ICICI Pru has been the best manager in the category, delivering ahead of peers across time-frames.
The pension fund regulator has progressively allowed investments in instruments down the rating curve over the years — apart from the highest-rated AAA bonds, AA+, AA and A rated securities are also allowed for investments. Although lower-rated securities increase risks, the higher returns are expected to compensate adequately.
In managing corporate bonds too, investments are actively managed to benefit from changing interest rate scenarios. ICICI Pru, for example, has a portfolio with a yield-to-maturity of 8.6 per cent compared to 7.3 per cent in last July.
Typically, most fund managers have 70-90 per cent of the portfolio in AAA-rated securities, with the rest in lower-rated instruments.
Exposure is always to quality companies even in AA-rated securities, and there are minimal risks taken in the portfolio on the corporate debt portion.
LIC is the only fund manager to mildly lag the benchmark over a one-year period, but has beaten it over longer time-frames.
Plan of action: The outperformance of all NPS fund managers in the gilt and corporate debt categories holds important takeaways for investors.
For those parking sums in equity mutual funds for the long term, investing in gilt and corporate debt options of NPS alone, without taking exposure to the equity portion, would be a good idea.
A reasonably good active mutual fund could deliver better returns than the benchmarks over the long term, with a dash of mid- and small-cap stocks in the portfolios. With the equity portion of the NPS delivering returns that are on a par with those of index funds, those already investing in mutual funds can skip the equity option.
Investment in the debt categories comes at lower costs compared to debt mutual funds. NPS charges just 0.01 per cent for asset management, while debt mutual funds have expense ratios ranging from 0.5 per cent to 2.1 per cent.
Also, 40 per cent of the corpus on retirement at 60 is tax-free in the case of NPS. Thus, there is a tax advantage as well.
A debt mutual fund is taxable, with indexation benefits, if there are long term capital gains(holding period of three years and more).
Thus, if you are saving for retirement, you can consider investing in government bonds and corporate debt categories of NPS instead of debt funds.
But if you have no other equity investments, you must park a portion of your corpus in the NPS equity option in accordance with your risk appetite and asset allocation requirement.
Alternative assets, a non-starter
The pension fund regulator allowed NPS managers to invest in alternative assets — alternative investment funds (AIFs), real-estate investment trusts and infrastructure investment trusts, and so on.
But this asset class has been a non-starter as there is very limited investor interest. For one, the corpus accumulated is very small. Most fund managers have less than ₹1 crore in this category. HDFC, ICICI Pru and SBI have accumulated ₹2-3 crore in the asset class ‘A’ category.
Most AIFs require a minimum investment that is well in excess of the entire corpus of these funds, thus leaving NPS managers with insufficient amounts to invest in these avenues.

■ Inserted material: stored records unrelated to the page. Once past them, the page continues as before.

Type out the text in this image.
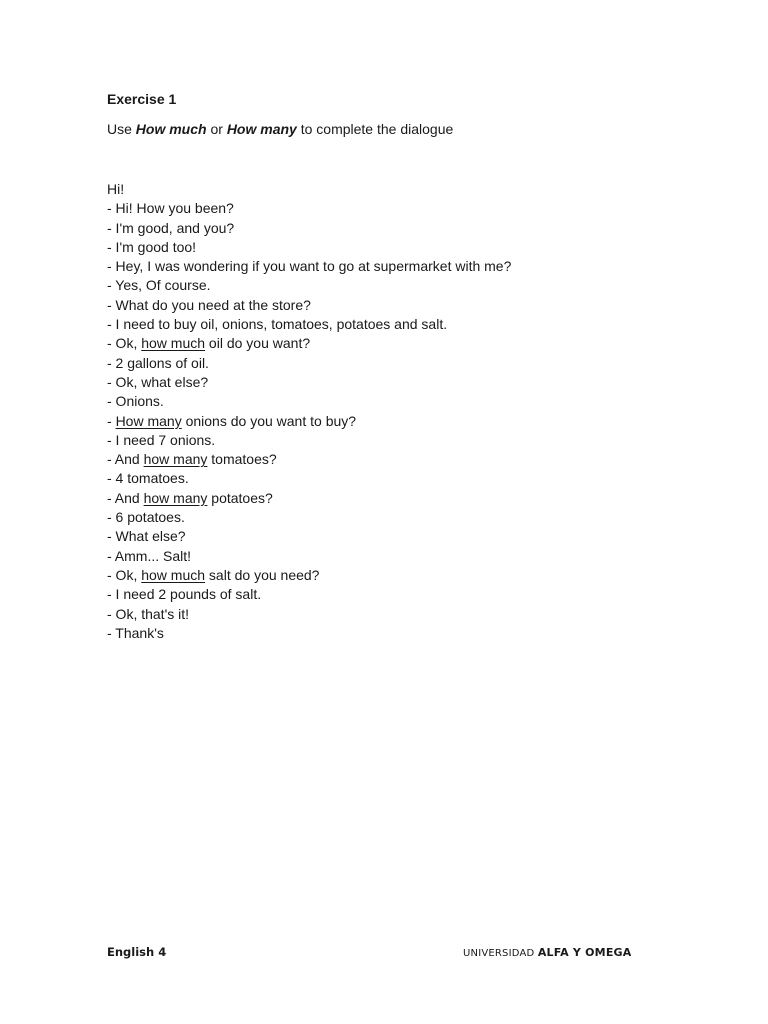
Exercise 1

Use How much or How many to complete the dialogue

Hi!
- Hi! How you been?
- I'm good, and you?
- I'm good too!
- Hey, I was wondering if you want to go at supermarket with me?
- Yes, Of course.
- What do you need at the store?
- I need to buy oil, onions, tomatoes, potatoes and salt.
- Ok, how much oil do you want?
- 2 gallons of oil.
- Ok, what else?
- Onions.
- How many onions do you want to buy?
- I need 7 onions.
- And how many tomatoes?
- 4 tomatoes.
- And how many potatoes?
- 6 potatoes.
- What else?
- Amm... Salt!
- Ok, how much salt do you need?
- I need 2 pounds of salt.
- Ok, that's it!
- Thank's
English 4	UNIVERSIDAD ALFA Y OMEGA
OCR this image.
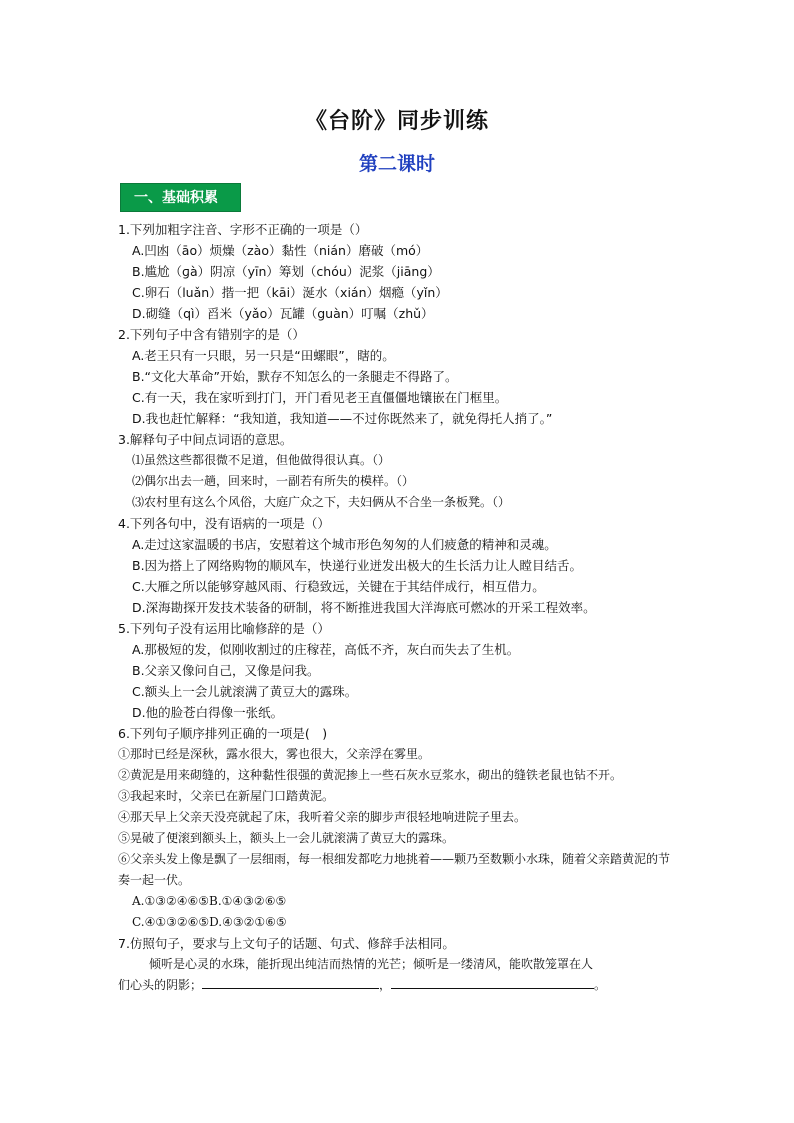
《台阶》同步训练
第二课时
一、基础积累
1.下列加粗字注音、字形不正确的一项是（）
A.凹凼（āo）烦燥（zào）黏性（nián）磨破（mó）
B.尴尬（ɡà）阴凉（yīn）筹划（chóu）泥浆（jiāng）
C.卵石（luǎn）揩一把（kāi）涎水（xián）烟瘾（yǐn）
D.砌缝（qì）舀米（yǎo）瓦罐（guàn）叮嘱（zhǔ）
2.下列句子中含有错别字的是（）
A.老王只有一只眼，另一只是“田螺眼”，瞎的。
B.“文化大革命”开始，默存不知怎么的一条腿走不得路了。
C.有一天，我在家听到打门，开门看见老王直僵僵地镶嵌在门框里。
D.我也赶忙解释：“我知道，我知道——不过你既然来了，就免得托人捎了。”
3.解释句子中间点词语的意思。
⑴虽然这些都很微不足道，但他做得很认真。（）
⑵偶尔出去一趟，回来时，一副若有所失的模样。（）
⑶农村里有这么个风俗，大庭广众之下，夫妇俩从不合坐一条板凳。（）
4.下列各句中，没有语病的一项是（）
A.走过这家温暖的书店，安慰着这个城市形色匆匆的人们疲惫的精神和灵魂。
B.因为搭上了网络购物的顺风车，快递行业迸发出极大的生长活力让人瞠目结舌。
C.大雁之所以能够穿越风雨、行稳致远，关键在于其结伴成行，相互借力。
D.深海勘探开发技术装备的研制，将不断推进我国大洋海底可燃冰的开采工程效率。
5.下列句子没有运用比喻修辞的是（）
A.那极短的发，似刚收割过的庄稼茬，高低不齐，灰白而失去了生机。
B.父亲又像问自己，又像是问我。
C.额头上一会儿就滚满了黄豆大的露珠。
D.他的脸苍白得像一张纸。
6.下列句子顺序排列正确的一项是(　)
①那时已经是深秋，露水很大，雾也很大，父亲浮在雾里。
②黄泥是用来砌缝的，这种黏性很强的黄泥掺上一些石灰水豆浆水，砌出的缝铁老鼠也钻不开。
③我起来时，父亲已在新屋门口踏黄泥。
④那天早上父亲天没亮就起了床，我听着父亲的脚步声很轻地响进院子里去。
⑤晃破了便滚到额头上，额头上一会儿就滚满了黄豆大的露珠。
⑥父亲头发上像是飘了一层细雨，每一根细发都吃力地挑着——颗乃至数颗小水珠，随着父亲踏黄泥的节奏一起一伏。
A.①③②④⑥⑤B.①④③②⑥⑤
C.④①③②⑥⑤D.④③②①⑥⑤
7.仿照句子，要求与上文句子的话题、句式、修辞手法相同。
倾听是心灵的水珠，能折现出纯洁而热情的光芒；倾听是一缕清风，能吹散笼罩在人
们心头的阴影；	，	。
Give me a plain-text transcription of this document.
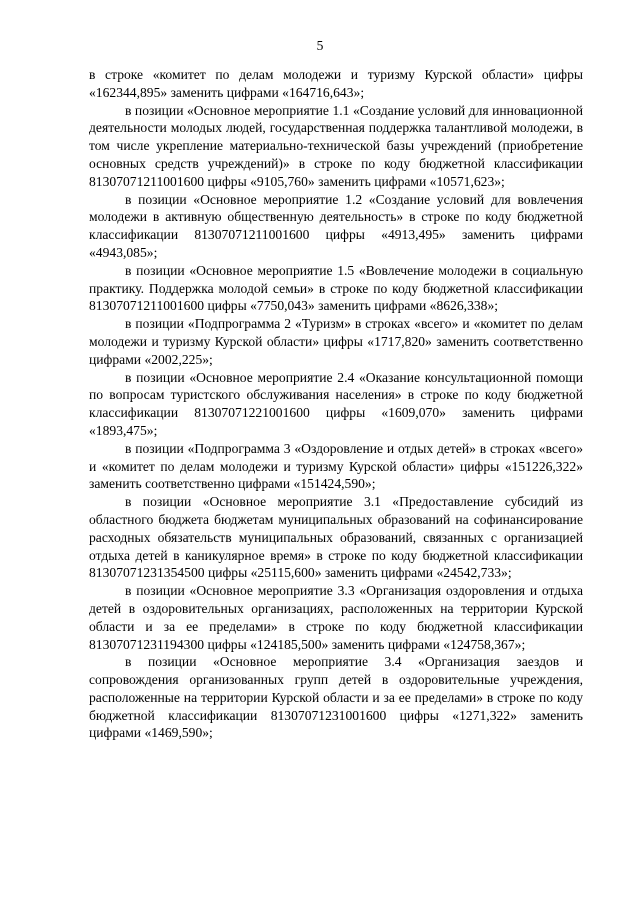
5

в строке «комитет по делам молодежи и туризму Курской области» цифры «162344,895» заменить цифрами «164716,643»;

в позиции «Основное мероприятие 1.1 «Создание условий для инновационной деятельности молодых людей, государственная поддержка талантливой молодежи, в том числе укрепление материально-технической базы учреждений (приобретение основных средств учреждений)» в строке по коду бюджетной классификации 81307071211001600 цифры «9105,760» заменить цифрами «10571,623»;

в позиции «Основное мероприятие 1.2 «Создание условий для вовлечения молодежи в активную общественную деятельность» в строке по коду бюджетной классификации 81307071211001600 цифры «4913,495» заменить цифрами «4943,085»;

в позиции «Основное мероприятие 1.5 «Вовлечение молодежи в социальную практику. Поддержка молодой семьи» в строке по коду бюджетной классификации 81307071211001600 цифры «7750,043» заменить цифрами «8626,338»;

в позиции «Подпрограмма 2 «Туризм» в строках «всего» и «комитет по делам молодежи и туризму Курской области» цифры «1717,820» заменить соответственно цифрами «2002,225»;

в позиции «Основное мероприятие 2.4 «Оказание консультационной помощи по вопросам туристского обслуживания населения» в строке по коду бюджетной классификации 81307071221001600 цифры «1609,070» заменить цифрами «1893,475»;

в позиции «Подпрограмма 3 «Оздоровление и отдых детей» в строках «всего» и «комитет по делам молодежи и туризму Курской области» цифры «151226,322» заменить соответственно цифрами «151424,590»;

в позиции «Основное мероприятие 3.1 «Предоставление субсидий из областного бюджета бюджетам муниципальных образований на софинансирование расходных обязательств муниципальных образований, связанных с организацией отдыха детей в каникулярное время» в строке по коду бюджетной классификации 81307071231354500 цифры «25115,600» заменить цифрами «24542,733»;

в позиции «Основное мероприятие 3.3 «Организация оздоровления и отдыха детей в оздоровительных организациях, расположенных на территории Курской области и за ее пределами» в строке по коду бюджетной классификации 81307071231194300 цифры «124185,500» заменить цифрами «124758,367»;

в позиции «Основное мероприятие 3.4 «Организация заездов и сопровождения организованных групп детей в оздоровительные учреждения, расположенные на территории Курской области и за ее пределами» в строке по коду бюджетной классификации 81307071231001600 цифры «1271,322» заменить цифрами «1469,590»;
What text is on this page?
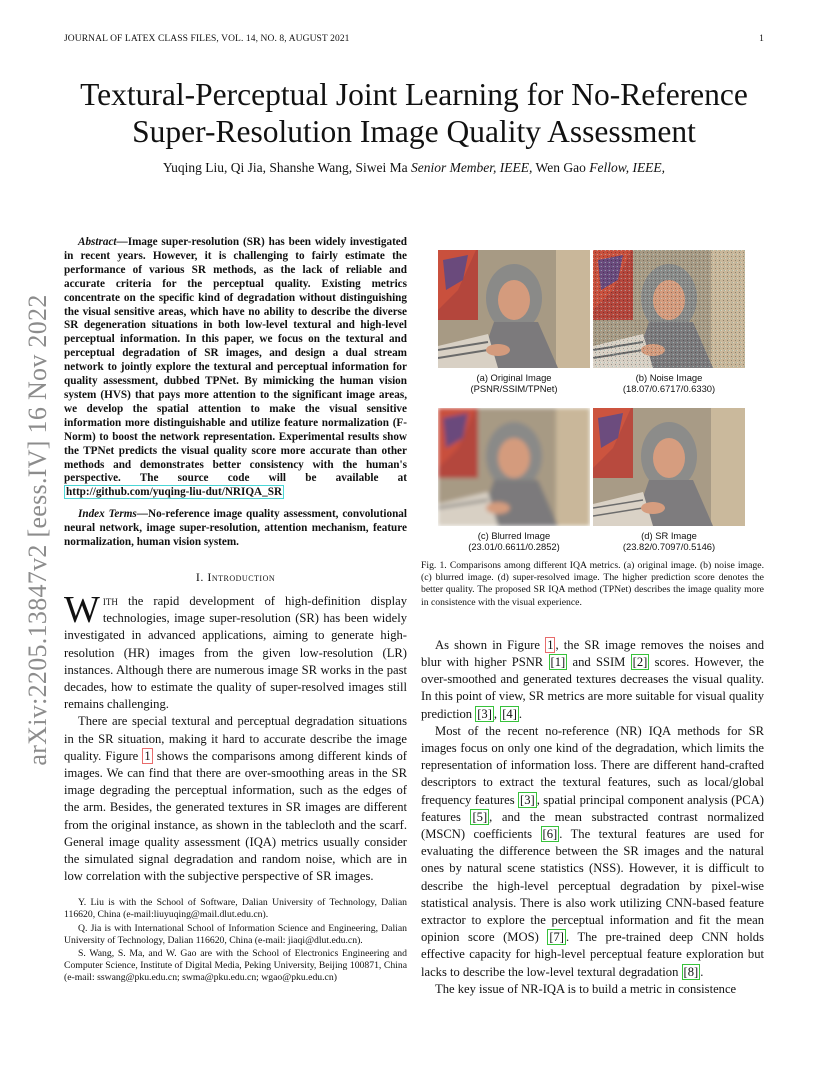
JOURNAL OF LATEX CLASS FILES, VOL. 14, NO. 8, AUGUST 2021	1
arXiv:2205.13847v2 [eess.IV] 16 Nov 2022
Textural-Perceptual Joint Learning for No-Reference
Super-Resolution Image Quality Assessment
Yuqing Liu, Qi Jia, Shanshe Wang, Siwei Ma Senior Member, IEEE, Wen Gao Fellow, IEEE,

Abstract—Image super-resolution (SR) has been widely investigated in recent years. However, it is challenging to fairly estimate the performance of various SR methods, as the lack of reliable and accurate criteria for the perceptual quality. Existing metrics concentrate on the specific kind of degradation without distinguishing the visual sensitive areas, which have no ability to describe the diverse SR degeneration situations in both low-level textural and high-level perceptual information. In this paper, we focus on the textural and perceptual degradation of SR images, and design a dual stream network to jointly explore the textural and perceptual information for quality assessment, dubbed TPNet. By mimicking the human vision system (HVS) that pays more attention to the significant image areas, we develop the spatial attention to make the visual sensitive information more distinguishable and utilize feature normalization (F-Norm) to boost the network representation. Experimental results show the TPNet predicts the visual quality score more accurate than other methods and demonstrates better consistency with the human's perspective. The source code will be available at http://github.com/yuqing-liu-dut/NRIQA_SR

Index Terms—No-reference image quality assessment, convolutional neural network, image super-resolution, attention mechanism, feature normalization, human vision system.

I. Introduction

With the rapid development of high-definition display technologies, image super-resolution (SR) has been widely investigated in advanced applications, aiming to generate high-resolution (HR) images from the given low-resolution (LR) instances. Although there are numerous image SR works in the past decades, how to estimate the quality of super-resolved images still remains challenging.

There are special textural and perceptual degradation situations in the SR situation, making it hard to accurate describe the image quality. Figure 1 shows the comparisons among different kinds of images. We can find that there are over-smoothing areas in the SR image degrading the perceptual information, such as the edges of the arm. Besides, the generated textures in SR images are different from the original instance, as shown in the tablecloth and the scarf. General image quality assessment (IQA) metrics usually consider the simulated signal degradation and random noise, which are in low correlation with the subjective perspective of SR images.

Y. Liu is with the School of Software, Dalian University of Technology, Dalian 116620, China (e-mail:liuyuqing@mail.dlut.edu.cn).

Q. Jia is with International School of Information Science and Engineering, Dalian University of Technology, Dalian 116620, China (e-mail: jiaqi@dlut.edu.cn).

S. Wang, S. Ma, and W. Gao are with the School of Electronics Engineering and Computer Science, Institute of Digital Media, Peking University, Beijing 100871, China (e-mail: sswang@pku.edu.cn; swma@pku.edu.cn; wgao@pku.edu.cn)

(a) Original Image
(PSNR/SSIM/TPNet)
(b) Noise Image
(18.07/0.6717/0.6330)
(c) Blurred Image
(23.01/0.6611/0.2852)
(d) SR Image
(23.82/0.7097/0.5146)

Fig. 1. Comparisons among different IQA metrics. (a) original image. (b) noise image. (c) blurred image. (d) super-resolved image. The higher prediction score denotes the better quality. The proposed SR IQA method (TPNet) describes the image quality more in consistence with the visual experience.

As shown in Figure 1 , the SR image removes the noises and blur with higher PSNR [1] and SSIM [2] scores. However, the over-smoothed and generated textures decreases the visual quality. In this point of view, SR metrics are more suitable for visual quality prediction [3] , [4] .

Most of the recent no-reference (NR) IQA methods for SR images focus on only one kind of the degradation, which limits the representation of information loss. There are different hand-crafted descriptors to extract the textural features, such as local/global frequency features [3] , spatial principal component analysis (PCA) features [5] , and the mean substracted contrast normalized (MSCN) coefficients [6] . The textural features are used for evaluating the difference between the SR images and the natural ones by natural scene statistics (NSS). However, it is difficult to describe the high-level perceptual degradation by pixel-wise statistical analysis. There is also work utilizing CNN-based feature extractor to explore the perceptual information and fit the mean opinion score (MOS) [7] . The pre-trained deep CNN holds effective capacity for high-level perceptual feature exploration but lacks to describe the low-level textural degradation [8] .

The key issue of NR-IQA is to build a metric in consistence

Thus, most NPS managers in the category have parked the accumulated corpus in safe money market instruments and have managed to deliver around 7 per cent returns in the last one year.
HDFC has invested its corpus in the AIF category in the perpetual additional tier-1 (AT1) bonds of IndusInd Bank, ICICI Bank, SBI and Axis Bank.
Plan of action: Alternative investments are typically for high net-worth individuals looking to diversify across asset classes. They may not be suitable for investors looking to save for retirement.
Lack of meaningful avenues to park the amounts is also an impediment.
Investors can thus skip this asset class ‘A’ for the present, while investing in the NPS.